This is a generalized workflow followed by the University of Toronto Libraries for its DSpace-based repository of previous exam questions from its 3 campuses.
- step1.py creates Dubin Core metadata from PDF's filename + department code in the spreadsheets based on the campus.
- step2.py packages DSpace simple archive that consists of the PDF, DC metadata in XML and "content" file. These archives can then be imported using the DSpace admin batch import functionality.
Clone or download the scripts to your local repository. Ensure you have a the pre-requistie software installed before running the scripts.
You must run step1.py before running step2.py, there are more details below about the usage and workflow.
-
python step1.py /directory_path_to_pdf_exams/ campus[A, B or C]
-
python step2.py '/directory_path_to_pdf_exams/
- Exams are scanned/created in PDF with file names based on this file naming convention
- Each PDF file must contain the course code, month and year.

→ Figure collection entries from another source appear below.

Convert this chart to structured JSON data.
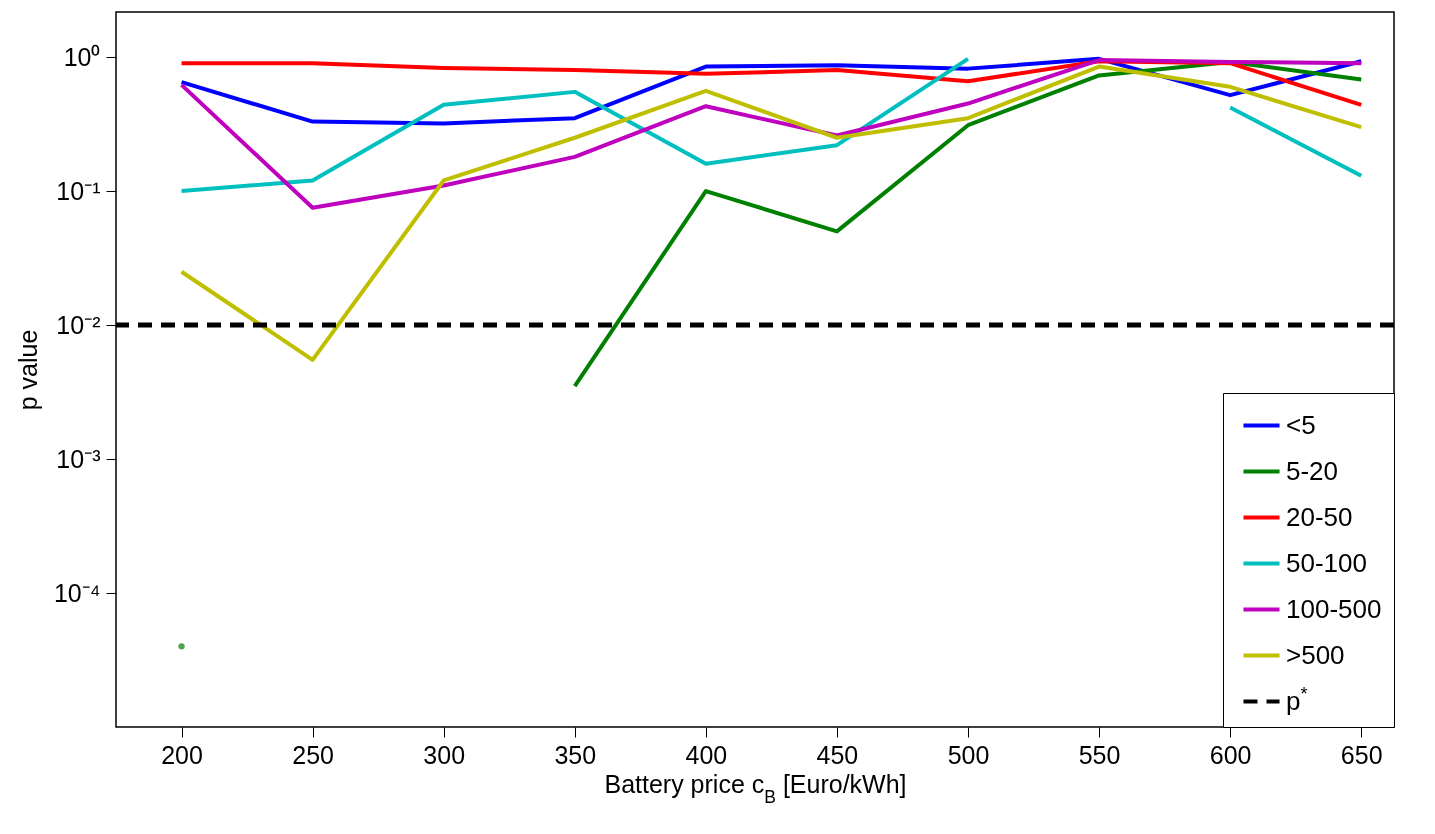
{
  "chart_data": {
    "type": "line",
    "xlabel": "Battery price c$_{B}$ [Euro/kWh]",
    "ylabel": "p value",
    "x": [
      200,
      250,
      300,
      350,
      400,
      450,
      500,
      550,
      600,
      650
    ],
    "series": [
      {
        "name": "<5",
        "color": "#0000ff",
        "values": [
          0.65,
          0.33,
          0.32,
          0.35,
          0.85,
          0.87,
          0.82,
          0.97,
          0.52,
          0.93
        ]
      },
      {
        "name": "5-20",
        "color": "#008000",
        "values": [
          4e-05,
          null,
          null,
          0.0035,
          0.1,
          0.05,
          0.31,
          0.73,
          0.92,
          0.68
        ]
      },
      {
        "name": "20-50",
        "color": "#ff0000",
        "values": [
          0.9,
          0.9,
          0.83,
          0.8,
          0.75,
          0.8,
          0.66,
          0.93,
          0.9,
          0.44
        ]
      },
      {
        "name": "50-100",
        "color": "#00bfbf",
        "values": [
          0.1,
          0.12,
          0.44,
          0.55,
          0.16,
          0.22,
          0.97,
          null,
          0.42,
          0.13
        ]
      },
      {
        "name": "100-500",
        "color": "#bf00bf",
        "values": [
          0.62,
          0.075,
          0.11,
          0.18,
          0.43,
          0.26,
          0.45,
          0.95,
          0.92,
          0.9
        ]
      },
      {
        "name": ">500",
        "color": "#bfbf00",
        "values": [
          0.025,
          0.0055,
          0.12,
          0.25,
          0.56,
          0.25,
          0.35,
          0.85,
          0.6,
          0.3
        ]
      }
    ],
    "ref_lines": [
      {
        "axis": "y",
        "value": 0.01,
        "label": "p$^{*}$",
        "color": "#000000",
        "line_style": "dashed"
      }
    ],
    "log": "y",
    "xlim": [
      175,
      662.5
    ],
    "xticks": [
      200,
      250,
      300,
      350,
      400,
      450,
      500,
      550,
      600,
      650
    ],
    "ylim": [
      1e-05,
      2.17
    ],
    "yticks": [
      {
        "value": 1,
        "label": "10⁰"
      },
      {
        "value": 0.1,
        "label": "10⁻¹"
      },
      {
        "value": 0.01,
        "label": "10⁻²"
      },
      {
        "value": 0.001,
        "label": "10⁻³"
      },
      {
        "value": 0.0001,
        "label": "10⁻⁴"
      }
    ],
    "grid": false,
    "legend": "bottom right",
    "line_style": "solid",
    "marker": "none"
  }
}
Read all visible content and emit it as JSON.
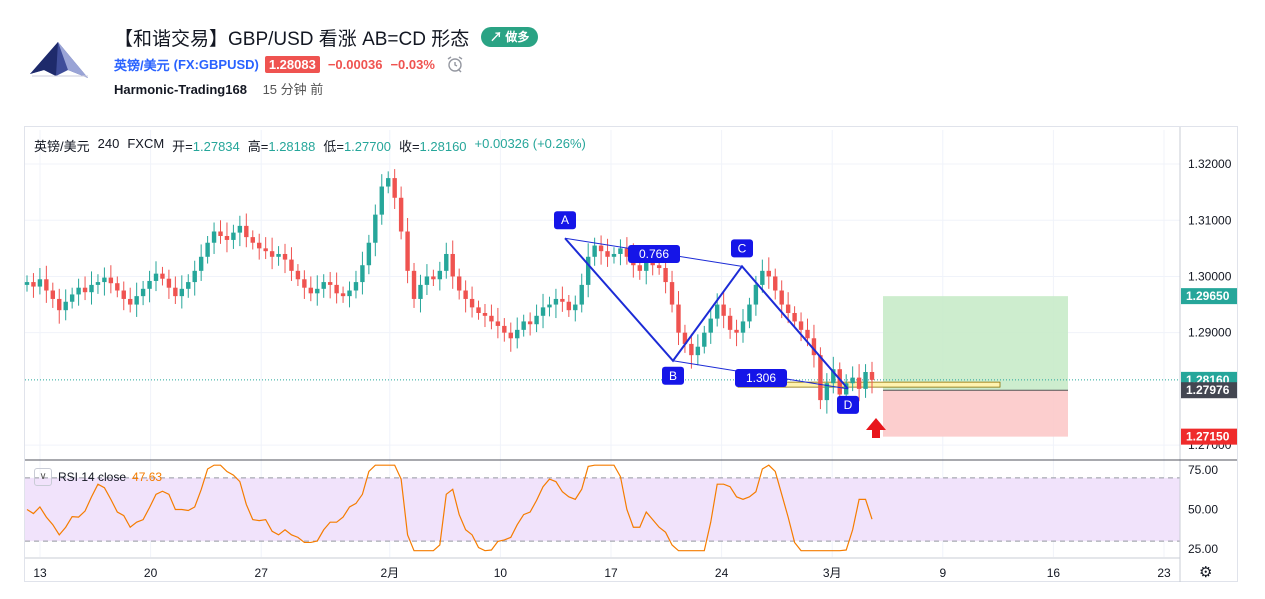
{
  "header": {
    "title": "【和谐交易】GBP/USD 看涨 AB=CD 形态",
    "direction_badge": "↗ 做多",
    "symbol_name": "英镑/美元",
    "symbol_code": "(FX:GBPUSD)",
    "price": "1.28083",
    "change": "−0.00036",
    "change_pct": "−0.03%",
    "author": "Harmonic-Trading168",
    "time_ago": "15 分钟 前"
  },
  "legend": {
    "symbol": "英镑/美元",
    "interval": "240",
    "exchange": "FXCM",
    "open_label": "开=",
    "open": "1.27834",
    "high_label": "高=",
    "high": "1.28188",
    "low_label": "低=",
    "low": "1.27700",
    "close_label": "收=",
    "close": "1.28160",
    "change": "+0.00326 (+0.26%)"
  },
  "rsi": {
    "toggle": "∨",
    "label": "RSI 14 close",
    "value": "47.63",
    "upper": 70,
    "lower": 30
  },
  "colors": {
    "up": "#26a69a",
    "down": "#ef5350",
    "pattern": "#1c2bd6",
    "target_zone": "#c8ebc9",
    "stop_zone": "#fcc9c9",
    "rsi_line": "#f57c00",
    "rsi_band": "#f1e3fb"
  },
  "chart_data": {
    "type": "candlestick",
    "price_axis_ticks": [
      "1.32000",
      "1.31000",
      "1.30000",
      "1.29000",
      "1.27000"
    ],
    "price_tags": [
      {
        "label": "1.29650",
        "price": 1.2965,
        "color": "#26a69a"
      },
      {
        "label": "1.28160",
        "price": 1.2816,
        "color": "#26a69a"
      },
      {
        "label": "1.27976",
        "price": 1.27976,
        "color": "#434651"
      },
      {
        "label": "1.27150",
        "price": 1.2715,
        "color": "#ef2b2b"
      }
    ],
    "rsi_axis_ticks": [
      "75.00",
      "50.00",
      "25.00"
    ],
    "time_axis_labels": [
      "13",
      "20",
      "27",
      "2月",
      "10",
      "17",
      "24",
      "3月",
      "9",
      "16",
      "23"
    ],
    "pattern": {
      "name": "AB=CD",
      "points": [
        {
          "label": "A",
          "price": 1.3068
        },
        {
          "label": "B",
          "price": 1.285
        },
        {
          "label": "C",
          "price": 1.3018
        },
        {
          "label": "D",
          "price": 1.28
        }
      ],
      "ratios": [
        "0.766",
        "1.306"
      ]
    },
    "position": {
      "side": "long",
      "entry": 1.27976,
      "target": 1.2965,
      "stop": 1.2715
    },
    "closes": [
      1.299,
      1.2982,
      1.2995,
      1.2975,
      1.296,
      1.294,
      1.2955,
      1.2968,
      1.298,
      1.2972,
      1.2985,
      1.299,
      1.2998,
      1.2988,
      1.2975,
      1.296,
      1.295,
      1.2965,
      1.2978,
      1.2992,
      1.3005,
      1.2996,
      1.298,
      1.2965,
      1.2978,
      1.299,
      1.301,
      1.3035,
      1.306,
      1.308,
      1.3072,
      1.3065,
      1.3078,
      1.309,
      1.307,
      1.306,
      1.305,
      1.3045,
      1.3035,
      1.304,
      1.303,
      1.301,
      1.2995,
      1.298,
      1.297,
      1.2978,
      1.299,
      1.2985,
      1.297,
      1.2965,
      1.2975,
      1.299,
      1.302,
      1.306,
      1.311,
      1.316,
      1.3175,
      1.314,
      1.308,
      1.301,
      1.296,
      1.2985,
      1.3,
      1.2995,
      1.301,
      1.304,
      1.3,
      1.2975,
      1.296,
      1.2945,
      1.2935,
      1.293,
      1.292,
      1.2912,
      1.29,
      1.289,
      1.2905,
      1.292,
      1.2915,
      1.293,
      1.2945,
      1.295,
      1.296,
      1.2955,
      1.294,
      1.295,
      1.2985,
      1.3035,
      1.3055,
      1.3045,
      1.3035,
      1.304,
      1.305,
      1.3035,
      1.302,
      1.301,
      1.303,
      1.302,
      1.3015,
      1.299,
      1.295,
      1.29,
      1.288,
      1.286,
      1.2875,
      1.29,
      1.2925,
      1.295,
      1.293,
      1.2905,
      1.29,
      1.292,
      1.295,
      1.2985,
      1.301,
      1.3,
      1.2975,
      1.295,
      1.2935,
      1.292,
      1.2905,
      1.289,
      1.286,
      1.278,
      1.281,
      1.2835,
      1.279,
      1.281,
      1.282,
      1.28,
      1.283,
      1.2816
    ]
  }
}
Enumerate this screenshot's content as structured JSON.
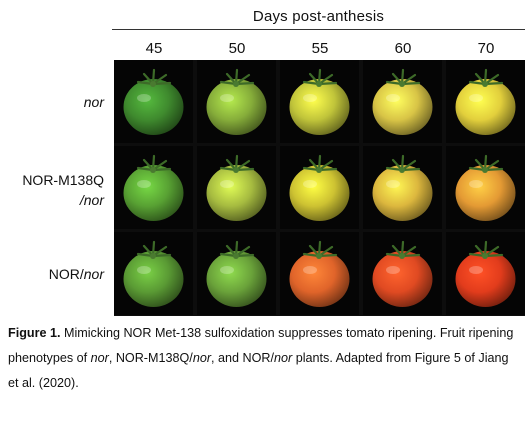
{
  "figure": {
    "header_title": "Days post-anthesis",
    "days": [
      "45",
      "50",
      "55",
      "60",
      "70"
    ],
    "rows": [
      {
        "genotype_main": "",
        "genotype_italic": "nor",
        "genotype_line2": ""
      },
      {
        "genotype_main": "NOR-M138Q",
        "genotype_italic": "",
        "genotype_line2": "/nor"
      },
      {
        "genotype_main": "NOR/",
        "genotype_italic": "nor",
        "genotype_line2": ""
      }
    ],
    "fruit_colors": [
      [
        "#3f8a2e",
        "#86ad3a",
        "#c0c43a",
        "#d8c446",
        "#e2cf3c"
      ],
      [
        "#58a133",
        "#a6bb40",
        "#cdc232",
        "#dcb73e",
        "#e49a34"
      ],
      [
        "#5a9a34",
        "#6aa23a",
        "#e0642a",
        "#e04a22",
        "#e23c1c"
      ]
    ]
  },
  "caption": {
    "label": "Figure 1.",
    "t1": " Mimicking NOR Met-138 sulfoxidation suppresses tomato ripening. Fruit ripening phenotypes of ",
    "i1": "nor",
    "t2": ", NOR-M138Q/",
    "i2": "nor",
    "t3": ", and NOR/",
    "i3": "nor",
    "t4": " plants. Adapted from Figure 5 of Jiang et al. (2020)."
  }
}
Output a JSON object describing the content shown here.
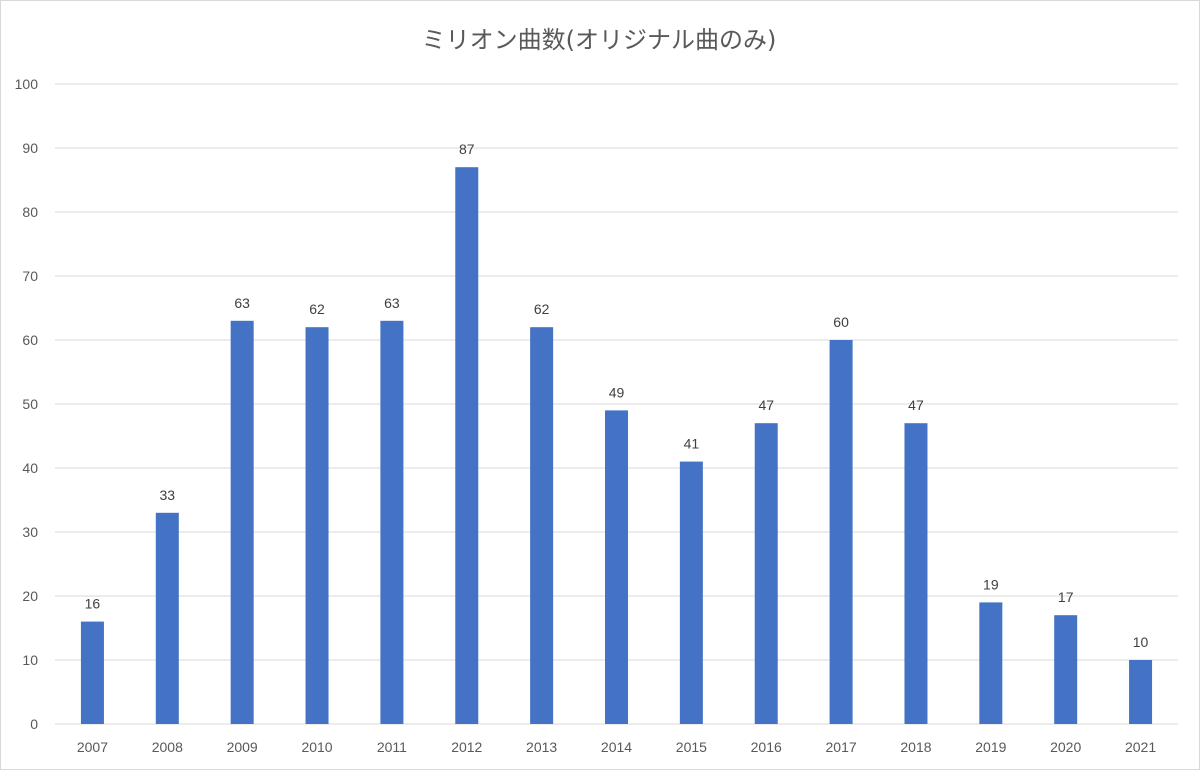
{
  "chart_data": {
    "type": "bar",
    "title": "ミリオン曲数(オリジナル曲のみ)",
    "categories": [
      "2007",
      "2008",
      "2009",
      "2010",
      "2011",
      "2012",
      "2013",
      "2014",
      "2015",
      "2016",
      "2017",
      "2018",
      "2019",
      "2020",
      "2021"
    ],
    "values": [
      16,
      33,
      63,
      62,
      63,
      87,
      62,
      49,
      41,
      47,
      60,
      47,
      19,
      17,
      10
    ],
    "xlabel": "",
    "ylabel": "",
    "ylim": [
      0,
      100
    ],
    "yticks": [
      0,
      10,
      20,
      30,
      40,
      50,
      60,
      70,
      80,
      90,
      100
    ],
    "grid": true,
    "legend": "none",
    "bar_color": "#4472c4",
    "grid_color": "#d9d9d9",
    "data_labels": true
  }
}
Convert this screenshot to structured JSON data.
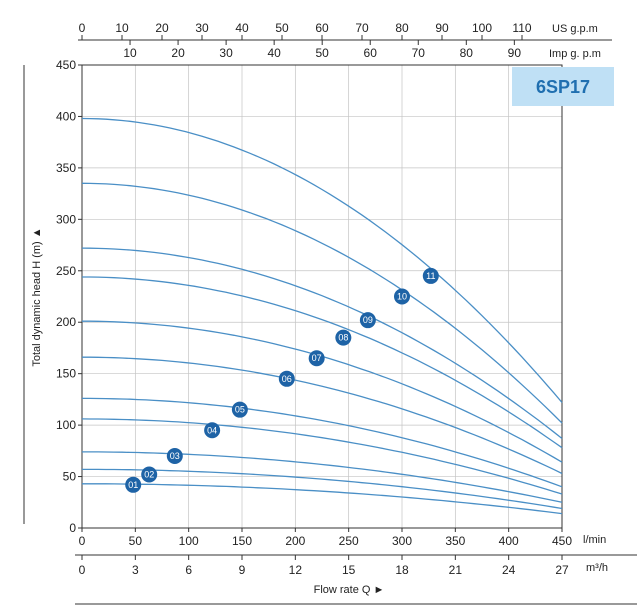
{
  "chart_data": {
    "type": "line",
    "model": "6SP17",
    "ylabel": "Total dynamic head H (m) ▲",
    "xlabel": "Flow rate Q ►",
    "ylim": [
      0,
      450
    ],
    "y_ticks": [
      0,
      50,
      100,
      150,
      200,
      250,
      300,
      350,
      400,
      450
    ],
    "x_lmin": {
      "unit": "l/min",
      "range": [
        0,
        450
      ],
      "ticks": [
        0,
        50,
        100,
        150,
        200,
        250,
        300,
        350,
        400,
        450
      ]
    },
    "x_m3h": {
      "unit": "m³/h",
      "range": [
        0,
        27
      ],
      "ticks": [
        0,
        3,
        6,
        9,
        12,
        15,
        18,
        21,
        24,
        27
      ]
    },
    "x_usgpm": {
      "unit": "US g.p.m",
      "range": [
        0,
        120
      ],
      "ticks": [
        0,
        10,
        20,
        30,
        40,
        50,
        60,
        70,
        80,
        90,
        100,
        110
      ]
    },
    "x_impgpm": {
      "unit": "Imp g. p.m",
      "ticks": [
        10,
        20,
        30,
        40,
        50,
        60,
        70,
        80,
        90
      ]
    },
    "grid": true,
    "colors": {
      "curve": "#4a8fc6",
      "marker": "#1e63a6",
      "badge_bg": "#bfe0f5",
      "badge_text": "#1f6fb0"
    },
    "series": [
      {
        "name": "01",
        "x": [
          0,
          450
        ],
        "y": [
          43,
          14
        ],
        "marker": [
          48,
          42
        ]
      },
      {
        "name": "02",
        "x": [
          0,
          450
        ],
        "y": [
          57,
          19
        ],
        "marker": [
          63,
          52
        ]
      },
      {
        "name": "03",
        "x": [
          0,
          450
        ],
        "y": [
          74,
          25
        ],
        "marker": [
          87,
          70
        ]
      },
      {
        "name": "04",
        "x": [
          0,
          450
        ],
        "y": [
          106,
          33
        ],
        "marker": [
          122,
          95
        ]
      },
      {
        "name": "05",
        "x": [
          0,
          450
        ],
        "y": [
          126,
          40
        ],
        "marker": [
          148,
          115
        ]
      },
      {
        "name": "06",
        "x": [
          0,
          450
        ],
        "y": [
          166,
          53
        ],
        "marker": [
          192,
          145
        ]
      },
      {
        "name": "07",
        "x": [
          0,
          450
        ],
        "y": [
          201,
          64
        ],
        "marker": [
          220,
          165
        ]
      },
      {
        "name": "08",
        "x": [
          0,
          450
        ],
        "y": [
          244,
          78
        ],
        "marker": [
          245,
          185
        ]
      },
      {
        "name": "09",
        "x": [
          0,
          450
        ],
        "y": [
          272,
          87
        ],
        "marker": [
          268,
          202
        ]
      },
      {
        "name": "10",
        "x": [
          0,
          450
        ],
        "y": [
          335,
          102
        ],
        "marker": [
          300,
          225
        ]
      },
      {
        "name": "11",
        "x": [
          0,
          450
        ],
        "y": [
          398,
          122
        ],
        "marker": [
          327,
          245
        ]
      }
    ]
  }
}
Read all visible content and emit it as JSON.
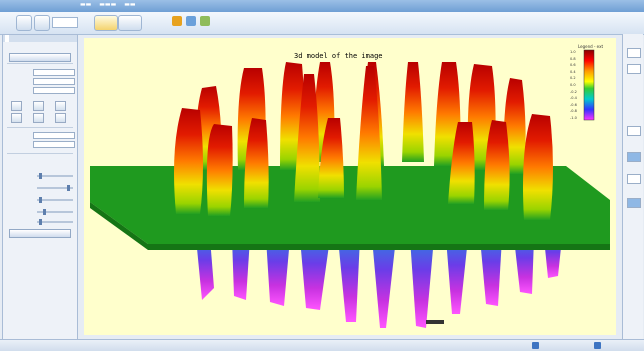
{
  "plot": {
    "title": "3d model of the image",
    "legend_label": "Legend - ext",
    "legend_ticks": [
      "1.0",
      "0.8",
      "0.6",
      "0.4",
      "0.2",
      "0.0",
      "-0.2",
      "-0.4",
      "-0.6",
      "-0.8",
      "-1.0"
    ]
  },
  "colors": {
    "plot_background": "#ffffcc",
    "floor": "#1e8f1e",
    "peak_top": "#d00000",
    "valley_bottom": "#e02ce0"
  },
  "icons": [
    "app-icon",
    "open-icon",
    "save-icon",
    "play-icon",
    "stop-icon",
    "settings-icon",
    "help-icon",
    "info-icon"
  ]
}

- Run step1.py to generate metadata from PDF's filename
- The script also uses a CSV file of departmental codes per campus for mapping
sample generated metadata file found here
- Run step2.py script to package the PDFs and metadata into DSpace simple archives for ingest
- Import DSpace simple archives into their respective collections via DSpace batch import
DSpace Simple Archives Importer is licensed under Apache License 2.0.